Finalmente el miércoles pasado la Contraloría dio a conocer los resultados del informe -anteriormente había trascendido solo un preinforme- sobre el ingreso de más de un centenar de niños haitianos durante 2025 bajo la figura de reunificación familiar. Más allá de las investigaciones sobre el paradero y la situación de los menores -hubo importantes avances en los últimos días-, el ente contralor da cuenta no solo de múltiples irregularidades, sino que también de una preocupante debilidad sistémica del Estado para coordinarse y compartir información entre sus distintos organismos.

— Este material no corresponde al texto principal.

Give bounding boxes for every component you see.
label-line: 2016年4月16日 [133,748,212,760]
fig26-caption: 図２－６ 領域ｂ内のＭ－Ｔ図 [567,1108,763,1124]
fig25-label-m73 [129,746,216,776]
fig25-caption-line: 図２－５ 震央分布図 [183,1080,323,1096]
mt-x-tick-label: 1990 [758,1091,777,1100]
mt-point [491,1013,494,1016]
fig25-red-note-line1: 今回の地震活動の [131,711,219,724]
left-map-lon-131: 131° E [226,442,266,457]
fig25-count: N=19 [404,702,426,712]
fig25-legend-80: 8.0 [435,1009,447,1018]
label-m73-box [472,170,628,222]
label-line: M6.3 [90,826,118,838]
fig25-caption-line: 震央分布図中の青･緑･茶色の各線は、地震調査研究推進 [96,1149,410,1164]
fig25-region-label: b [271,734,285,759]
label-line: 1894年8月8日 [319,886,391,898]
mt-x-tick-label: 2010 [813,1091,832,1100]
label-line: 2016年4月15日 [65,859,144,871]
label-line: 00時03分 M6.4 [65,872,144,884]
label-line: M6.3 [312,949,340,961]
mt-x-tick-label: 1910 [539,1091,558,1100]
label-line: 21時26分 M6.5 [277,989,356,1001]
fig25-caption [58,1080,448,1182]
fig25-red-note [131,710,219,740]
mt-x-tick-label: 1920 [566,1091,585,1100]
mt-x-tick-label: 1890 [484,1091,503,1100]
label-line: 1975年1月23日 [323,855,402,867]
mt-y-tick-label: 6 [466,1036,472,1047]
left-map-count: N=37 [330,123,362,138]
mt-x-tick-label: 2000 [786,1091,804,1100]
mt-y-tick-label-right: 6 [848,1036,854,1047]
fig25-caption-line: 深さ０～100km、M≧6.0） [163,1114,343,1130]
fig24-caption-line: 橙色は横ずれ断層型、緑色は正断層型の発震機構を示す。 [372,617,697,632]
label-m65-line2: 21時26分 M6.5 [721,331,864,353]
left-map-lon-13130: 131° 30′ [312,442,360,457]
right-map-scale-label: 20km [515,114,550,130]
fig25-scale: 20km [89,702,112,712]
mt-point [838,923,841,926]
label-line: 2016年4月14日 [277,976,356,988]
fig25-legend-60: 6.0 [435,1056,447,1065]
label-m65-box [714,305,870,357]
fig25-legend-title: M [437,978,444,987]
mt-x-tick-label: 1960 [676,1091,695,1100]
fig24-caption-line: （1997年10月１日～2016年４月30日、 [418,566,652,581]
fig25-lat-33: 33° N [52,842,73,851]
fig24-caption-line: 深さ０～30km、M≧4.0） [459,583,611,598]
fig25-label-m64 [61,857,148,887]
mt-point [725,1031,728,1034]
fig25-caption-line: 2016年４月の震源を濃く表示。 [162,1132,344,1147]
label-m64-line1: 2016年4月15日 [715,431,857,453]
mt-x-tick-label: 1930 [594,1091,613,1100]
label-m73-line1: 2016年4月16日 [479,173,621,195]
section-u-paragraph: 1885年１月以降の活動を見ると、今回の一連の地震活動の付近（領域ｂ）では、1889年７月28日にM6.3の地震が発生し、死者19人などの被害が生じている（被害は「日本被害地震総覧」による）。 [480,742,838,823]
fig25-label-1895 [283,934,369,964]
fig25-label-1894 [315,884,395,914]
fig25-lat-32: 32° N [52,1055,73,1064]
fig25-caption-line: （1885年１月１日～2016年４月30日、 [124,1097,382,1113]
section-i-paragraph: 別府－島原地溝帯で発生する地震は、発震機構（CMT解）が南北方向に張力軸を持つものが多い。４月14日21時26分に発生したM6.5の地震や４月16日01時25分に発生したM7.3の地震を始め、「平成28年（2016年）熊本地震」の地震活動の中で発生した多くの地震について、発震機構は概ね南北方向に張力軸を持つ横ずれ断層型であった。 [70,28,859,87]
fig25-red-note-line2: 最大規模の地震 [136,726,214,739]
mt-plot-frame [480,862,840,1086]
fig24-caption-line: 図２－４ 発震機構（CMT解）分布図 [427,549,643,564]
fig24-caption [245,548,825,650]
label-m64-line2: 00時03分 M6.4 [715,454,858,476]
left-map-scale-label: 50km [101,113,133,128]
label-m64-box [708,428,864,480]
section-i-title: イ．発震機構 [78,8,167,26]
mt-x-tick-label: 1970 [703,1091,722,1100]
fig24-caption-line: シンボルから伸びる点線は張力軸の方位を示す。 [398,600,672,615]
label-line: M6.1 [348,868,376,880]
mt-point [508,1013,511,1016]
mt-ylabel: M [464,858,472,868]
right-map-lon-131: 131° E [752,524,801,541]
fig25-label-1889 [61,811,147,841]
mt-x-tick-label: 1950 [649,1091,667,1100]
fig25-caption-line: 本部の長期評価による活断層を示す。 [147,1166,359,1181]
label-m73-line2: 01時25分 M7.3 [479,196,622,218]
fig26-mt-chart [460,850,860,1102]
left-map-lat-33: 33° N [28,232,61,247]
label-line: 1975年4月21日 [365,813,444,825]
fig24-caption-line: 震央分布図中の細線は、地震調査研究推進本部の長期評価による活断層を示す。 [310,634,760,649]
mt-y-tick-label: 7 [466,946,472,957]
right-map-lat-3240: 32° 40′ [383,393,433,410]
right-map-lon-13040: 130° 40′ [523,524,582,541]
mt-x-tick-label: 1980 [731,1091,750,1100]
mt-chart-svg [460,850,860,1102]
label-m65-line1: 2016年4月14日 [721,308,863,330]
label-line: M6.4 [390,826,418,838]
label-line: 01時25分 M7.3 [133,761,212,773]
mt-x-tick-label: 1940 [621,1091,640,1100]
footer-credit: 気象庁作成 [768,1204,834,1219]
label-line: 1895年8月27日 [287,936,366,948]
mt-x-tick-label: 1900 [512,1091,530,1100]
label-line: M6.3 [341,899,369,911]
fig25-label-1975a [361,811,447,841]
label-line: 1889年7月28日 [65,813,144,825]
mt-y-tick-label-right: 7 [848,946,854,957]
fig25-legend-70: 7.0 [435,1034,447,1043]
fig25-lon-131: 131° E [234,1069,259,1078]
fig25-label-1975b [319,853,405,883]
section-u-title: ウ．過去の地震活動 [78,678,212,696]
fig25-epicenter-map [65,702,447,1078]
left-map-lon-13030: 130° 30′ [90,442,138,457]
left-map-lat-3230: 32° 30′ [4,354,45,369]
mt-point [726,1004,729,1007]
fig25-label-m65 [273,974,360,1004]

La infracción de mayor entidad consignada es el incumplimiento de la normativa en el otorgamiento de los permisos de reunificación familiar. En concreto, se reprocha al Servicio Nacional de Migraciones (Sermig) "la emisión de un memorándum (en 2024) que, sin contar con atribuciones para ello, disminuyó los requisitos y condiciones aplicables al procedimiento y a los documentos que la ley y el reglamento fijan como indispensables para el ingreso al país". La gravedad de esta situación -que compromete el principio de reserva legal- hizo que la Contraloría abriera un procedimiento disciplinario en contra de los responsables. Y es que no debe haber espacio en un Estado de Derecho para que las autoridades relajen arbitrariamente las exigencias y normas que el país democráticamente se ha dado, más aún en materias tan sensibles como la migratoria.
De otro lado, el informe evidencia también una serie de incumplimientos relevantes en el Sermig, la Policía de Investigaciones y la Subsecretaría de la Niñez, asociados a debilidades de control interno, falta de coordinación institucional e interinstitucional, y deficiencias en el intercambio de información para el resguardo de los menores.
Esta falta de coordinación entre las distintas entidades estatales, e incluso dentro de una misma repartición, trasciende este caso en particular y está en la base de los principales problemas que enfrenta el país. Piénsese en las dificultades existentes en materia de seguridad, para compartir información relativa a la persecución penal entre las instituciones involucradas -la demora de más de una década en implementar adecuadamente el Banco Unificado de Datos y lo ocurrido recientemente en la llamada Operación Tokio, vinculada al lavado de activos, son una muestra de ello-; o los problemas expuestos en salud por la ministra Chomali, en cuanto a que "Fonasa tomaba listas de pacientes retrasados y los distribuía a segundos prestadores, muchas veces sin que el hospital de origen tuviera información o control del proceso"; o las deficiencias que presenta el despliegue de las políticas sociales por la falta de un sistema integrado de información, entre tantos ejemplos.
A pesar de que hace años existe un diagnóstico claro y propuestas concretas de distintas comisiones y centros de estudio, poco se ha avanzado. Se echa de menos un acuerdo político transversal y un compromiso permanente para introducir cambios legales y de gestión que permitan un mejoramiento continuo de los servicios públicos. Una profunda modernización del Estado es un desafío pendiente.